Le chiffre glace : 200 femmes meurent chaque jour en France d’une maladie cardio-vasculaire. Soit une toutes les 7 minutes. Première cause de mortalité féminine, ces pathologies restent largement sous-estimées — alors que 80 % de ces décès pourraient être évités, selon l’association Agir pour le Cœur des Femmes.

Un fléau invisible, une prévention trop timide

À titre de comparaison, le cancer du sein cause 33 décès par jour, la route en tue deux.
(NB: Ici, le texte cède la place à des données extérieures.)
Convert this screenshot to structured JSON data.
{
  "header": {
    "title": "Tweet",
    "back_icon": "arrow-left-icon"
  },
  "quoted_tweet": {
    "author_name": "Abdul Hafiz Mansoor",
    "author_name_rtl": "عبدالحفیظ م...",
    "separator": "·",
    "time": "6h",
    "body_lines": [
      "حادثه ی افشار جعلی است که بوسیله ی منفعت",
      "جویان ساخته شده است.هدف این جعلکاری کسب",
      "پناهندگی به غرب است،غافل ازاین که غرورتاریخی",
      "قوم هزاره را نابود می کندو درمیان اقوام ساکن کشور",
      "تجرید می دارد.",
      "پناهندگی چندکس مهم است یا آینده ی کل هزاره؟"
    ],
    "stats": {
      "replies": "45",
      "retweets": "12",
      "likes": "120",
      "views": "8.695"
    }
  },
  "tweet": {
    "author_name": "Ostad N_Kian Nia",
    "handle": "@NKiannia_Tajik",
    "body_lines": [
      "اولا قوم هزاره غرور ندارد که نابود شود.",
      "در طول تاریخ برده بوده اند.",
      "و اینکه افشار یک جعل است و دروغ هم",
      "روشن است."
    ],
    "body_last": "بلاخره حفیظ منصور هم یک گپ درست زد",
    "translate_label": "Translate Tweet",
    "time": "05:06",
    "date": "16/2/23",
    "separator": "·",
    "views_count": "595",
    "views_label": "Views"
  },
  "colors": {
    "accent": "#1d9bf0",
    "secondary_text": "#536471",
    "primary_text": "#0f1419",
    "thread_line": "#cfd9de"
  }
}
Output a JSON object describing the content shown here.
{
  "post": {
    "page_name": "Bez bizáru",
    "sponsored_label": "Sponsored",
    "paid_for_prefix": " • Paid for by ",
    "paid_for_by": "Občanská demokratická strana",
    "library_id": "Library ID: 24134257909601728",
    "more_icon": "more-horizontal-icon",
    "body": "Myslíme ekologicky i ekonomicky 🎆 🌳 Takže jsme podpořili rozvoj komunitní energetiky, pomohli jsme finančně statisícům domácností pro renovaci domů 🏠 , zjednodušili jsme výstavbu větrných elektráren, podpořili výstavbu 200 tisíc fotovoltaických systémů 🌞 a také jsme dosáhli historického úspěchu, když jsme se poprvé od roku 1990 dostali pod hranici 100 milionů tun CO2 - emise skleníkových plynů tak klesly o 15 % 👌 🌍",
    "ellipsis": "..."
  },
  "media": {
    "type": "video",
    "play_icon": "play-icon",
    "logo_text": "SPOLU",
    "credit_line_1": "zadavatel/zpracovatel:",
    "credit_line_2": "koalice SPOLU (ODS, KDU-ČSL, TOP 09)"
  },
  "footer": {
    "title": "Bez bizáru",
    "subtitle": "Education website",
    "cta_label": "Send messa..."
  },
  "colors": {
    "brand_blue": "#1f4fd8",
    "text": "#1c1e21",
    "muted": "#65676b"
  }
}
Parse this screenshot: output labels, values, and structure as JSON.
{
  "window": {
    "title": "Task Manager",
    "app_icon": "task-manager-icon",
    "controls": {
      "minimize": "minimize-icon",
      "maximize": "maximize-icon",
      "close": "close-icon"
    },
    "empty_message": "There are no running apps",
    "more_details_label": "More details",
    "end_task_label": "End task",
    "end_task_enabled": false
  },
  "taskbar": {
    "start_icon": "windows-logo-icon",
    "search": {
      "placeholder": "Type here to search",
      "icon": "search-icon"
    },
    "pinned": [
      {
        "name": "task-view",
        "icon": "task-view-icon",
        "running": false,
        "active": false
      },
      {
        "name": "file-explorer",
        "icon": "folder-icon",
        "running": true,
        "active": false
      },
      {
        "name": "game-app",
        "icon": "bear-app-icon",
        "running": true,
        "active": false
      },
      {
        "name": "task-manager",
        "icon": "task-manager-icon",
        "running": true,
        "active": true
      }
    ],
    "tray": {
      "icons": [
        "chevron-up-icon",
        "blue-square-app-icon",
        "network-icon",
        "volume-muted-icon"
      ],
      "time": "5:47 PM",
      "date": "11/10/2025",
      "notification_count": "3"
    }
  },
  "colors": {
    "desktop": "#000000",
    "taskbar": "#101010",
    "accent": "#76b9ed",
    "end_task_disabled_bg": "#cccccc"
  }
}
Mais les maladies du cœur, elles, continuent de frapper dans l’ombre, faute d’alerte, de suivi ou de dépistage ciblé. Pour y remédier, l’association mobilise depuis trois ans un dispositif original : le Bus du Cœur, un centre de dépistage itinérant qui s’arrête dans plus de 50 villes, pour proposer gratuitement un parcours cardio-gynécologique aux femmes. Hier mercredi, à l’occasion de la journée internationale de la santé des femmes, le fameux bus rose s’était installé dans la cour de l’Assemblée nationale. Une action symbolique pour rappeler que les maladies cardiovasculaires ne sont pas qu’un problème masculin, et que la prévention chez les femmes reste encore bien trop marginale. L’objectif de l’association est clair : sauver 100 000 vies d’ici 2030. Car selon une étude canadienne, adopter une bonne hygiène de vie — alimentation saine, activité physique, sommeil réparateur, réduction du stress et lien social — pourrait permettre aux femmes de gagner jusqu’à 21 années d’espérance de vie. Encore faut-il qu’elles soient informées. Et surtout, écoutées.